Entrevista Frans Krajcberg
O que estão fazendo
com este País?
POR JOANA GONÇALV E S
O sotaque, carregado; a voz, vacilante; já o andar, firme. O Frans que encontramos está indignado, insatisfeito, revoltado. Impaciente, parece correr contra
o tempo. Diz entrar na floresta que ainda queima e se lembrar do cenário de
batalha que vivenciou nos quatro anos como soldado na Segunda Guerra. No
Brasil, a terra que escolheu como sua, a guerra é outra. Pela arte, desvela
uma natureza em franca agonia. Sua exposição no Museu de Arte Moderna, no
Parque do Ibirapuera, em São Paulo, mostra muito desse inconformismo.
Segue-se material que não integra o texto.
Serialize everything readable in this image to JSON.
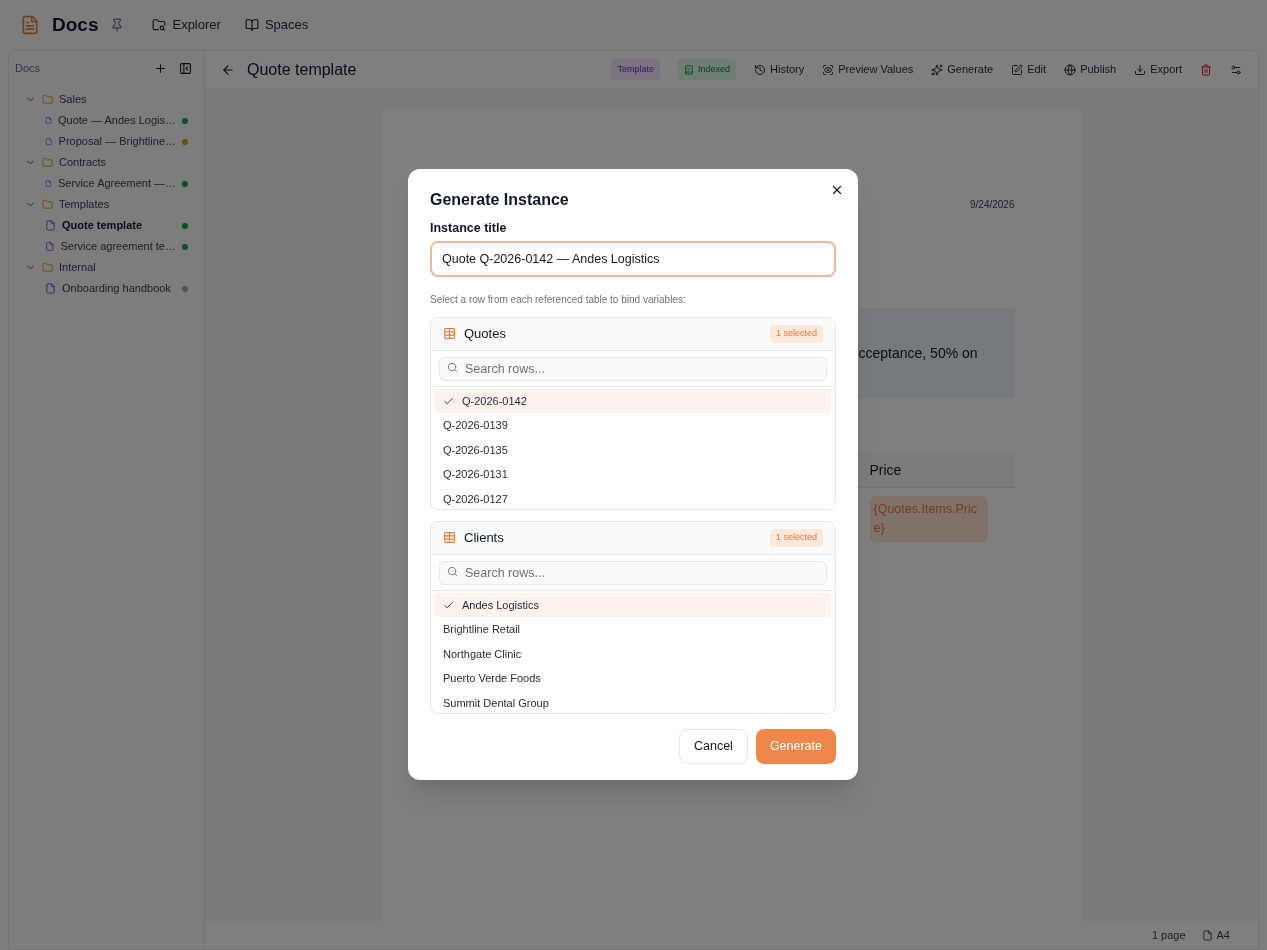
{
  "app": {
    "name": "Docs"
  },
  "nav": [
    {
      "label": "Explorer",
      "kind": "explorer"
    },
    {
      "label": "Spaces",
      "kind": "spaces"
    }
  ],
  "sidebar": {
    "title": "Docs",
    "tree": [
      {
        "label": "Sales",
        "expanded": true,
        "children": [
          {
            "label": "Quote — Andes Logis…",
            "kind": "doc",
            "color": "#0b5124",
            "selected": false
          },
          {
            "label": "Proposal — Brightline…",
            "kind": "doc",
            "color": "#6c4d05",
            "selected": false
          }
        ]
      },
      {
        "label": "Contracts",
        "expanded": true,
        "children": [
          {
            "label": "Service Agreement —…",
            "kind": "doc",
            "color": "#0b5124",
            "selected": false
          }
        ]
      },
      {
        "label": "Templates",
        "expanded": true,
        "children": [
          {
            "label": "Quote template",
            "kind": "template",
            "color": "#0b5124",
            "selected": true
          },
          {
            "label": "Service agreement te…",
            "kind": "template",
            "color": "#0b5124",
            "selected": false
          }
        ]
      },
      {
        "label": "Internal",
        "expanded": true,
        "children": [
          {
            "label": "Onboarding handbook",
            "kind": "doc",
            "color": "#525252",
            "selected": false
          }
        ]
      }
    ]
  },
  "header": {
    "title": "Quote template",
    "badges": [
      {
        "label": "Template",
        "kind": "tag"
      },
      {
        "label": "Indexed",
        "kind": "indexed"
      }
    ],
    "actions": [
      {
        "label": "History",
        "kind": "history"
      },
      {
        "label": "Preview Values",
        "kind": "preview"
      },
      {
        "label": "Generate",
        "kind": "generate"
      },
      {
        "label": "Edit",
        "kind": "edit"
      },
      {
        "label": "Publish",
        "kind": "publish"
      },
      {
        "label": "Export",
        "kind": "export"
      },
      {
        "kind": "delete"
      },
      {
        "kind": "settings"
      }
    ]
  },
  "document": {
    "date": "9/24/2026",
    "callout": "cceptance, 50% on",
    "table": {
      "column": "Price",
      "cell": "{Quotes.Items.Price}"
    }
  },
  "status_bar": {
    "pages": "1 page",
    "size": "A4"
  },
  "modal": {
    "title": "Generate Instance",
    "field_label": "Instance title",
    "field_value": "Quote Q-2026-0142 — Andes Logistics",
    "hint": "Select a row from each referenced table to bind variables:",
    "sections": [
      {
        "name": "Quotes",
        "badge": "1 selected",
        "placeholder": "Search rows...",
        "rows": [
          {
            "label": "Q-2026-0142",
            "selected": true
          },
          {
            "label": "Q-2026-0139",
            "selected": false
          },
          {
            "label": "Q-2026-0135",
            "selected": false
          },
          {
            "label": "Q-2026-0131",
            "selected": false
          },
          {
            "label": "Q-2026-0127",
            "selected": false
          }
        ]
      },
      {
        "name": "Clients",
        "badge": "1 selected",
        "placeholder": "Search rows...",
        "rows": [
          {
            "label": "Andes Logistics",
            "selected": true
          },
          {
            "label": "Brightline Retail",
            "selected": false
          },
          {
            "label": "Northgate Clinic",
            "selected": false
          },
          {
            "label": "Puerto Verde Foods",
            "selected": false
          },
          {
            "label": "Summit Dental Group",
            "selected": false
          }
        ]
      }
    ],
    "buttons": [
      {
        "label": "Cancel",
        "kind": "secondary"
      },
      {
        "label": "Generate",
        "kind": "primary"
      }
    ]
  }
}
Troncos de árvores queimados, com o vermelho escorrendo como sangue; copas de
árvores viradas para a terra, como se penetrassem no solo para tentar nascer
de novo; sala com poeira de cinza e crepitar de madeira, estalos de árvores
em chamas... O artista plástico polonês Frans Krajcberg, 87 anos, conhece o
Brasil como poucos e tem todo o direito de questionar cada um de nós, brasileiros, sem piedade: “O que vocês estão fazendo com esse país, tão rico e tão
miserável?” Acompanhe, a seguir, os principais trechos de seu desabafo.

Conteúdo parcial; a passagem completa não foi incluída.